I have the most success using 1200 Lumen compact fluorescent bulbs. Incandescent bulbs really don't work well, but can serve if that's all you have. CFL's are really cheap now, I have bought a pack of four for a $1.00 at Home Depot if you watch for the sales. Another cheap way to set up the lab is to buy "Outlet-to-Socket" light plugs, and you can just plug the bulbs into an extension cord and hang them from ring stands. In the set-up below the light is attached to an extension cord which was clipped to a ring stand.
Also, keep in mind this in an inquiry lab, so sometimes its best to only give students minimal instructions about the set up and let them come up with a design. This can take longer and be somewhat stressful for students who are used to recipe style labs, but inquiry and problem solving are part of Next Generation Science Standards and a core part of the AP Biology curriculum. Allow students to come up with designs and help them trouble shoot any problems with their designs.
Design 1 - Preferred
Heat sinks (beaker with water) may not be necessary if using CFL bulbs. Count the bubbles to measure the rate of reaction.
Design 2
The test tube can be inverted and the air pocket can be measured.A marker can be used to measure the amount of oxygen in the test tube rather than measuring bubbles.
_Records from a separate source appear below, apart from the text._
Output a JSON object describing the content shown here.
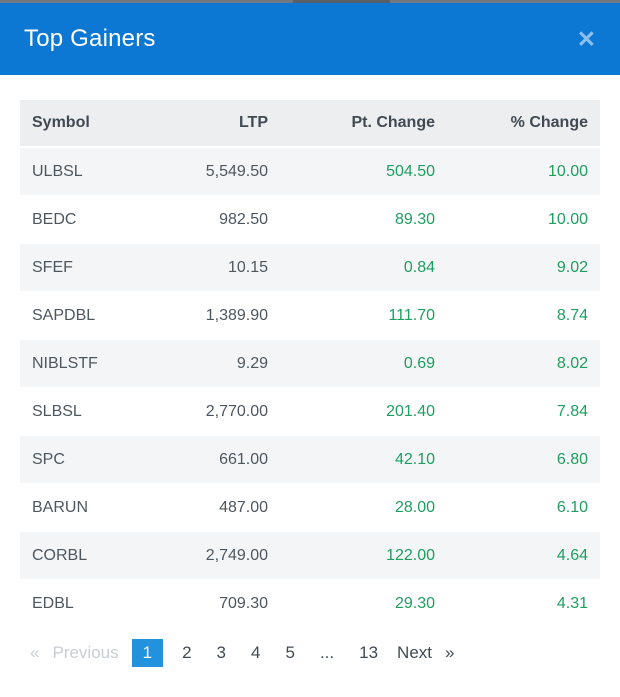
{
  "modal": {
    "title": "Top Gainers",
    "close_icon": "✕"
  },
  "table": {
    "columns": [
      "Symbol",
      "LTP",
      "Pt. Change",
      "% Change"
    ],
    "rows": [
      {
        "symbol": "ULBSL",
        "ltp": "5,549.50",
        "pt_change": "504.50",
        "pct_change": "10.00"
      },
      {
        "symbol": "BEDC",
        "ltp": "982.50",
        "pt_change": "89.30",
        "pct_change": "10.00"
      },
      {
        "symbol": "SFEF",
        "ltp": "10.15",
        "pt_change": "0.84",
        "pct_change": "9.02"
      },
      {
        "symbol": "SAPDBL",
        "ltp": "1,389.90",
        "pt_change": "111.70",
        "pct_change": "8.74"
      },
      {
        "symbol": "NIBLSTF",
        "ltp": "9.29",
        "pt_change": "0.69",
        "pct_change": "8.02"
      },
      {
        "symbol": "SLBSL",
        "ltp": "2,770.00",
        "pt_change": "201.40",
        "pct_change": "7.84"
      },
      {
        "symbol": "SPC",
        "ltp": "661.00",
        "pt_change": "42.10",
        "pct_change": "6.80"
      },
      {
        "symbol": "BARUN",
        "ltp": "487.00",
        "pt_change": "28.00",
        "pct_change": "6.10"
      },
      {
        "symbol": "CORBL",
        "ltp": "2,749.00",
        "pt_change": "122.00",
        "pct_change": "4.64"
      },
      {
        "symbol": "EDBL",
        "ltp": "709.30",
        "pt_change": "29.30",
        "pct_change": "4.31"
      }
    ]
  },
  "pagination": {
    "previous_icon": "«",
    "previous_label": "Previous",
    "pages": [
      "1",
      "2",
      "3",
      "4",
      "5",
      "...",
      "13"
    ],
    "active_page": "1",
    "ellipsis": "...",
    "next_label": "Next",
    "next_icon": "»"
  },
  "colors": {
    "header_blue": "#0c78d3",
    "active_page_blue": "#2392de",
    "gain_green": "#1e9e60",
    "table_header_bg": "#eceef0",
    "row_stripe_bg": "#f4f5f6",
    "disabled_text": "#c9ced3",
    "dark_text": "#414a52"
  }
}
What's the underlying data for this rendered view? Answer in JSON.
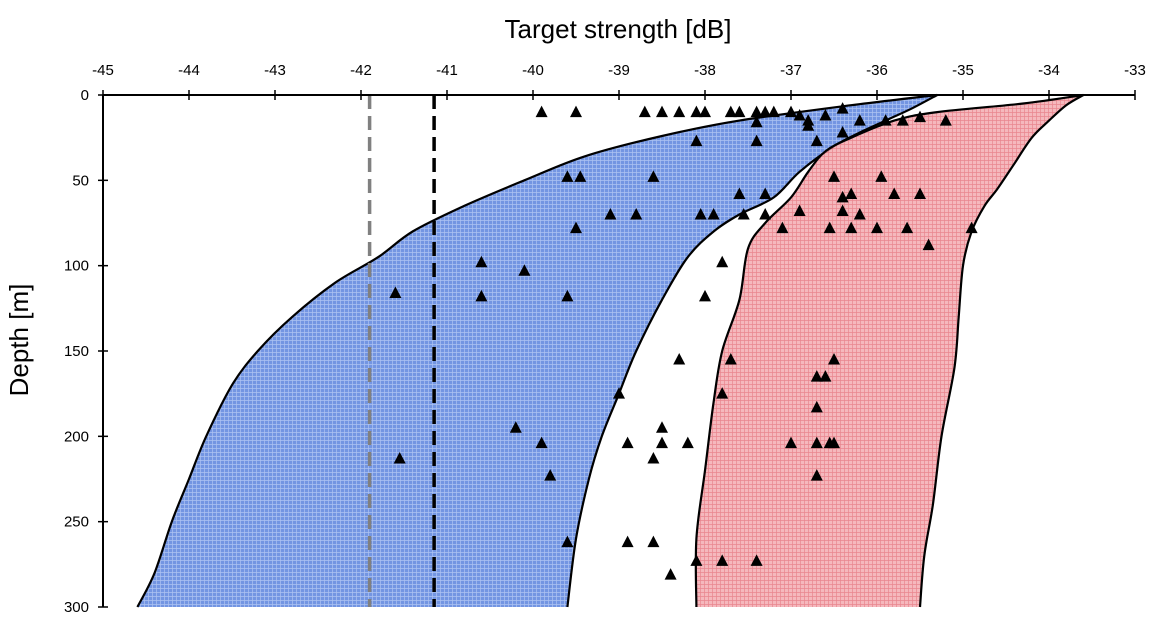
{
  "chart_data": {
    "type": "scatter",
    "xlabel": "Target strength [dB]",
    "ylabel": "Depth [m]",
    "x_axis_position": "top",
    "y_axis_inverted": true,
    "xlim": [
      -45,
      -33
    ],
    "ylim": [
      0,
      300
    ],
    "x_ticks": [
      -45,
      -44,
      -43,
      -42,
      -41,
      -40,
      -39,
      -38,
      -37,
      -36,
      -35,
      -34,
      -33
    ],
    "y_ticks": [
      0,
      50,
      100,
      150,
      200,
      250,
      300
    ],
    "grid": false,
    "legend": "none",
    "bands": [
      {
        "color": "#4f79d6",
        "left_edge": [
          [
            -35.3,
            0
          ],
          [
            -36.3,
            6
          ],
          [
            -37.6,
            15
          ],
          [
            -38.5,
            24
          ],
          [
            -39.4,
            36
          ],
          [
            -40.1,
            50
          ],
          [
            -40.8,
            65
          ],
          [
            -41.4,
            80
          ],
          [
            -41.8,
            95
          ],
          [
            -42.3,
            110
          ],
          [
            -42.8,
            130
          ],
          [
            -43.2,
            150
          ],
          [
            -43.5,
            170
          ],
          [
            -43.8,
            200
          ],
          [
            -44.0,
            225
          ],
          [
            -44.2,
            250
          ],
          [
            -44.4,
            280
          ],
          [
            -44.6,
            300
          ]
        ],
        "right_edge": [
          [
            -35.3,
            0
          ],
          [
            -35.6,
            8
          ],
          [
            -35.9,
            15
          ],
          [
            -36.2,
            22
          ],
          [
            -36.5,
            30
          ],
          [
            -36.9,
            45
          ],
          [
            -37.2,
            60
          ],
          [
            -37.6,
            70
          ],
          [
            -37.9,
            80
          ],
          [
            -38.2,
            95
          ],
          [
            -38.5,
            120
          ],
          [
            -38.8,
            150
          ],
          [
            -39.0,
            175
          ],
          [
            -39.2,
            200
          ],
          [
            -39.35,
            225
          ],
          [
            -39.5,
            260
          ],
          [
            -39.6,
            300
          ]
        ]
      },
      {
        "color": "#d94f5d",
        "left_edge": [
          [
            -33.6,
            0
          ],
          [
            -34.3,
            5
          ],
          [
            -35.3,
            10
          ],
          [
            -35.8,
            15
          ],
          [
            -36.3,
            25
          ],
          [
            -36.6,
            33
          ],
          [
            -36.8,
            45
          ],
          [
            -37.0,
            60
          ],
          [
            -37.3,
            75
          ],
          [
            -37.5,
            90
          ],
          [
            -37.6,
            120
          ],
          [
            -37.8,
            150
          ],
          [
            -37.9,
            180
          ],
          [
            -38.0,
            220
          ],
          [
            -38.1,
            260
          ],
          [
            -38.1,
            300
          ]
        ],
        "right_edge": [
          [
            -33.6,
            0
          ],
          [
            -33.8,
            6
          ],
          [
            -34.0,
            15
          ],
          [
            -34.2,
            25
          ],
          [
            -34.4,
            40
          ],
          [
            -34.6,
            55
          ],
          [
            -34.75,
            65
          ],
          [
            -34.9,
            80
          ],
          [
            -35.0,
            100
          ],
          [
            -35.05,
            130
          ],
          [
            -35.1,
            160
          ],
          [
            -35.25,
            200
          ],
          [
            -35.35,
            240
          ],
          [
            -35.45,
            270
          ],
          [
            -35.5,
            300
          ]
        ]
      }
    ],
    "reference_lines": [
      {
        "x": -41.9,
        "color": "#808080",
        "style": "dashed"
      },
      {
        "x": -41.15,
        "color": "#000000",
        "style": "dashed"
      }
    ],
    "points": [
      [
        -39.9,
        10
      ],
      [
        -39.5,
        10
      ],
      [
        -38.7,
        10
      ],
      [
        -38.5,
        10
      ],
      [
        -38.3,
        10
      ],
      [
        -38.0,
        10
      ],
      [
        -37.7,
        10
      ],
      [
        -37.4,
        10
      ],
      [
        -37.2,
        10
      ],
      [
        -37.0,
        10
      ],
      [
        -38.1,
        10
      ],
      [
        -37.6,
        10
      ],
      [
        -36.6,
        12
      ],
      [
        -36.4,
        8
      ],
      [
        -36.2,
        15
      ],
      [
        -35.9,
        15
      ],
      [
        -35.7,
        15
      ],
      [
        -35.5,
        13
      ],
      [
        -35.2,
        15
      ],
      [
        -36.8,
        15
      ],
      [
        -37.4,
        16
      ],
      [
        -37.3,
        10
      ],
      [
        -36.9,
        12
      ],
      [
        -36.8,
        18
      ],
      [
        -36.4,
        22
      ],
      [
        -38.1,
        27
      ],
      [
        -37.4,
        27
      ],
      [
        -36.7,
        27
      ],
      [
        -39.6,
        48
      ],
      [
        -39.45,
        48
      ],
      [
        -38.6,
        48
      ],
      [
        -36.5,
        48
      ],
      [
        -35.95,
        48
      ],
      [
        -37.6,
        58
      ],
      [
        -37.3,
        58
      ],
      [
        -36.3,
        58
      ],
      [
        -35.8,
        58
      ],
      [
        -35.5,
        58
      ],
      [
        -36.4,
        60
      ],
      [
        -39.1,
        70
      ],
      [
        -38.8,
        70
      ],
      [
        -38.05,
        70
      ],
      [
        -37.9,
        70
      ],
      [
        -37.55,
        70
      ],
      [
        -37.3,
        70
      ],
      [
        -36.9,
        68
      ],
      [
        -36.4,
        68
      ],
      [
        -36.2,
        70
      ],
      [
        -39.5,
        78
      ],
      [
        -37.1,
        78
      ],
      [
        -36.55,
        78
      ],
      [
        -36.3,
        78
      ],
      [
        -36.0,
        78
      ],
      [
        -35.65,
        78
      ],
      [
        -34.9,
        78
      ],
      [
        -35.4,
        88
      ],
      [
        -40.6,
        98
      ],
      [
        -37.8,
        98
      ],
      [
        -40.1,
        103
      ],
      [
        -41.6,
        116
      ],
      [
        -40.6,
        118
      ],
      [
        -39.6,
        118
      ],
      [
        -38.0,
        118
      ],
      [
        -38.3,
        155
      ],
      [
        -37.7,
        155
      ],
      [
        -36.5,
        155
      ],
      [
        -36.7,
        165
      ],
      [
        -36.6,
        165
      ],
      [
        -39.0,
        175
      ],
      [
        -37.8,
        175
      ],
      [
        -36.7,
        183
      ],
      [
        -38.5,
        195
      ],
      [
        -40.2,
        195
      ],
      [
        -39.9,
        204
      ],
      [
        -38.9,
        204
      ],
      [
        -38.5,
        204
      ],
      [
        -38.2,
        204
      ],
      [
        -37.0,
        204
      ],
      [
        -36.7,
        204
      ],
      [
        -36.55,
        204
      ],
      [
        -36.5,
        204
      ],
      [
        -41.55,
        213
      ],
      [
        -38.6,
        213
      ],
      [
        -39.8,
        223
      ],
      [
        -36.7,
        223
      ],
      [
        -39.6,
        262
      ],
      [
        -38.9,
        262
      ],
      [
        -38.6,
        262
      ],
      [
        -38.1,
        273
      ],
      [
        -37.8,
        273
      ],
      [
        -37.4,
        273
      ],
      [
        -38.4,
        281
      ]
    ]
  }
}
If students cannot get bubbling to work, you can use this method as a last resort and leave the apparatus set up until the next day. The amount of oxygen that collects at the top of the tube can be used to measure oxygen produced.
Design 3
This one requires more equipment, but can reduce some errors.
Students should have come up with a test the day before and verified it with the instructor, this gives you a day to gather any materials they might need.
Common variables that students choose to test:
Light color - be careful using colored fluorescent bulbs, these do not work, instead try using cellophane or velum to serve as a light filter
Light intensity - provide different sizes of bulbs, or students can experiment with moving the bulbs farther away from the plants
Temperature - ice and warm water baths can be provided
Phenol red is used as an indicator for a base. With excess carbon dioxide, the phenol red will be yellow, as the carbon dioxide is removed, the solution becomes more basic, turning back to red.
This can be a difficult part of the lab to coordinate because timing is important. I've used 10 ml of phenol red to 200 ml of water. The yellow water starts to change to pink in about an hour, with the most spectacular results in about 3 hours. If left overnight, the pink will go away and the vial will return to yellow (due to respiration). If possible, ask students to come in later in the day to note any color change. If this is not possible you can perform this as a demo by setting up the vials beforehand and taking photos, or just use the photos below.
Phenol Red after 3 hours stored in light.
Phenol Red after 3 hours stored in dark
You may encounter a lot of errors an anomolous results, so remind students that it's not always about the data gathered, but the path taken, the design and the exploration. Alleviate fears that they will be penalized if their data doesn't conform with what is expected, and instead encourage them to explain their results and include any design problems.